If you are considering a divorce and own a business with your spouse or fall into the category of high- net-worth, complex divorce, Mueller suggests considering the following tips.
Seek the counsel of an attorney early in the process. “Even if you haven’t talked to your spouse about the divorce, but feel it is highly probable, seek an attorney who can help you now with advice on gathering information about your bank accounts and assets. It doesn’t hurt to be prepared. In other words, know where your money is.”
Make sense of prenuptial agreements, trusts, deeds, and estate matters. “Eventually, we will have to deal with this. There are so many pieces to an estate, so find out what you can about it early.

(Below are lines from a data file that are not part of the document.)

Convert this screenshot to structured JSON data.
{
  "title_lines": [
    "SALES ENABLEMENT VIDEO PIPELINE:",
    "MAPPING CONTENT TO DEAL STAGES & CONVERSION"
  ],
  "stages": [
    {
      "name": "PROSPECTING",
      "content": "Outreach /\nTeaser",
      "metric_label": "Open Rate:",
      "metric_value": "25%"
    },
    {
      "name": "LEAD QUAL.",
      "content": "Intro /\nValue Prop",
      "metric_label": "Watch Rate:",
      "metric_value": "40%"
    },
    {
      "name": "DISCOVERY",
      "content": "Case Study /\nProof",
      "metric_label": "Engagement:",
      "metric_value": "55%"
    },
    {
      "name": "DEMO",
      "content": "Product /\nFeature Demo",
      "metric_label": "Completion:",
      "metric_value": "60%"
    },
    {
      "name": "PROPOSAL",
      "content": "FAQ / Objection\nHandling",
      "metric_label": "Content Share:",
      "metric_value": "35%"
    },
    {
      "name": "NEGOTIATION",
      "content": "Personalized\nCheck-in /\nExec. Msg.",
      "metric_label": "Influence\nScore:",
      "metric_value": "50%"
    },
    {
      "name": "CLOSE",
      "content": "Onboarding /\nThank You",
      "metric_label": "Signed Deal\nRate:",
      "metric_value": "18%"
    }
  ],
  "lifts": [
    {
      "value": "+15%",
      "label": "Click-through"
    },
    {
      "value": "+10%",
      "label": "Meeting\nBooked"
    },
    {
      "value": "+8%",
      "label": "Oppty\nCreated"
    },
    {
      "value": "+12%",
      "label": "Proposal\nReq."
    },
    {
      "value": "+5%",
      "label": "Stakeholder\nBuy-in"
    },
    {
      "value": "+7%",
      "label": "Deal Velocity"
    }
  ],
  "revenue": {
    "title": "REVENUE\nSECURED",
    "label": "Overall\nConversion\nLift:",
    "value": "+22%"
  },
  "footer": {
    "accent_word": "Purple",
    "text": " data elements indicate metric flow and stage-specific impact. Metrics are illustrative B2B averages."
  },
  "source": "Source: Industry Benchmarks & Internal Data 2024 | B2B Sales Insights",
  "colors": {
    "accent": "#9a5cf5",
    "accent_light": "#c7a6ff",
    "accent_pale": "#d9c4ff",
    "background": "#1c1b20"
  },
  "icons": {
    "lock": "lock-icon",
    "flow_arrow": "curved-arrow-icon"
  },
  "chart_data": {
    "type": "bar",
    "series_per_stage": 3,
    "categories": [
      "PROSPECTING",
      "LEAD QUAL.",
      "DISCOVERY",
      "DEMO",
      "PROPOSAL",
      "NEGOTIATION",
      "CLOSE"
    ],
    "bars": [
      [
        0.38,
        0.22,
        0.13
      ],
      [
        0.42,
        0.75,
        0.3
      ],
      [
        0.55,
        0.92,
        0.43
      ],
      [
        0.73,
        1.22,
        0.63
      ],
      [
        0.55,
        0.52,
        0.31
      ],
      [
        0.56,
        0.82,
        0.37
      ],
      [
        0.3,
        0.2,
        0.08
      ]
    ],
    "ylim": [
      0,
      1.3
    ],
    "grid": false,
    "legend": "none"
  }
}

Of course, when a couple marries all they plan on is bliss, but that doesn’t always last. You have slept a lot in 20 years, so it’s not easy to remember what was decided upon decades ago. Gather as many documents as you can.”
Seek the advice of an experienced family law attorney with access to a variety of estate experts and a proven record in handling complex divorce cases. When shopping for an attorney, above all seek board certification and check to see if he or she is a member of the American Academy of Matrimonial Lawyers—an added certification that indicates the attorney’s peers recognize his or her expertise. Typically, well-established, larger family law firms will have a team of experts in a variety of financial, tax, and estate-related fields to assist with asset identification and division during a complex divorce.